Experienced utility

Notes for Tuesday, November 18, 2014

Main points

Kahneman and Krueger seek to revive the nineteenth-century version of utility: actual felt happiness rather than revealed preferences. Specifically, they claim that it is possible to measure what they call “experienced utility” without using inaccurate reports of “remembered utility.”

They also claim to be able to construct a cardinal index of interpersonal utility, the U-index. What that means is that their index has three features:

  1. It measures experienced utility, feelings of happiness and unhappiness.
  2. It compares the happiness and unhappiness of different people. That’s what makes it an index of interpersonal utility.

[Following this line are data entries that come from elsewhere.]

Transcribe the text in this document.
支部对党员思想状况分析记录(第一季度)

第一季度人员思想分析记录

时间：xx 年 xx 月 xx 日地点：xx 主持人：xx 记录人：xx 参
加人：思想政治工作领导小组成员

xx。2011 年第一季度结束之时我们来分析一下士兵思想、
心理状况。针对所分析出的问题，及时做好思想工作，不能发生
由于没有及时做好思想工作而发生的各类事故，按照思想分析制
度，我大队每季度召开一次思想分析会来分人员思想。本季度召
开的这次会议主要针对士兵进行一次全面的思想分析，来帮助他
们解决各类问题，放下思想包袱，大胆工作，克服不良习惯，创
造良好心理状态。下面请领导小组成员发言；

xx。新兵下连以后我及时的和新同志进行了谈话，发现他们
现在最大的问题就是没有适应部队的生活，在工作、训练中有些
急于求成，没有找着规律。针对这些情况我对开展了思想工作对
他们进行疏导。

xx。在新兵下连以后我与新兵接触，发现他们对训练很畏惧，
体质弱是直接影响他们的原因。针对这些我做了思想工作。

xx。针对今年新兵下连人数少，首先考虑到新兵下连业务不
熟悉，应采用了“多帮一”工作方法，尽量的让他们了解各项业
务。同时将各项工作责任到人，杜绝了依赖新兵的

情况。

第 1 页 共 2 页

An index of intrapersonal utility, by contrast, would compare the states of a single person.
  3. Its numbers tell you how much happier one person is compared with another. That’s what it means to call it a cardinal index. An ordinal index, by contrast, would just tell you the order in which they are ranked and not what separates one place in the index from the next.

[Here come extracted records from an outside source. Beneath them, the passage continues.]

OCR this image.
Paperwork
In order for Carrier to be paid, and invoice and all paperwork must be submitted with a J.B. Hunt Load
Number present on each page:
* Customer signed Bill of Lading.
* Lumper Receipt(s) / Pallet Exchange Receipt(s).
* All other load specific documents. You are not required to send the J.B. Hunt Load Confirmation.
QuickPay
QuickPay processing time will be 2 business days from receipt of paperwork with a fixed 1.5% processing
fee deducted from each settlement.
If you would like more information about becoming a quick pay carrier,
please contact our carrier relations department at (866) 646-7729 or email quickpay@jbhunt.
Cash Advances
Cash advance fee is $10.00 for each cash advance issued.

One interesting feature is that the U-index involves an ordinal index of intrapersonal utility but a cardinal index of interpersonal utility. People are asked whether they are in an unhappy state at any given point during the day. That gives an ordinal measure: “are you unhappier than normal?” rather than “how much unhappier than normal are you?” They get a cardinal measurement of interpersonal utility because they compare the amount of time different people spend in an unhappy state: 2 hours is twice as long as 1 hour, e.g..

Our discussion

You’re on your own here. I was flat on my back with fevers, chills, and delusions from the codeine in my cough syrup.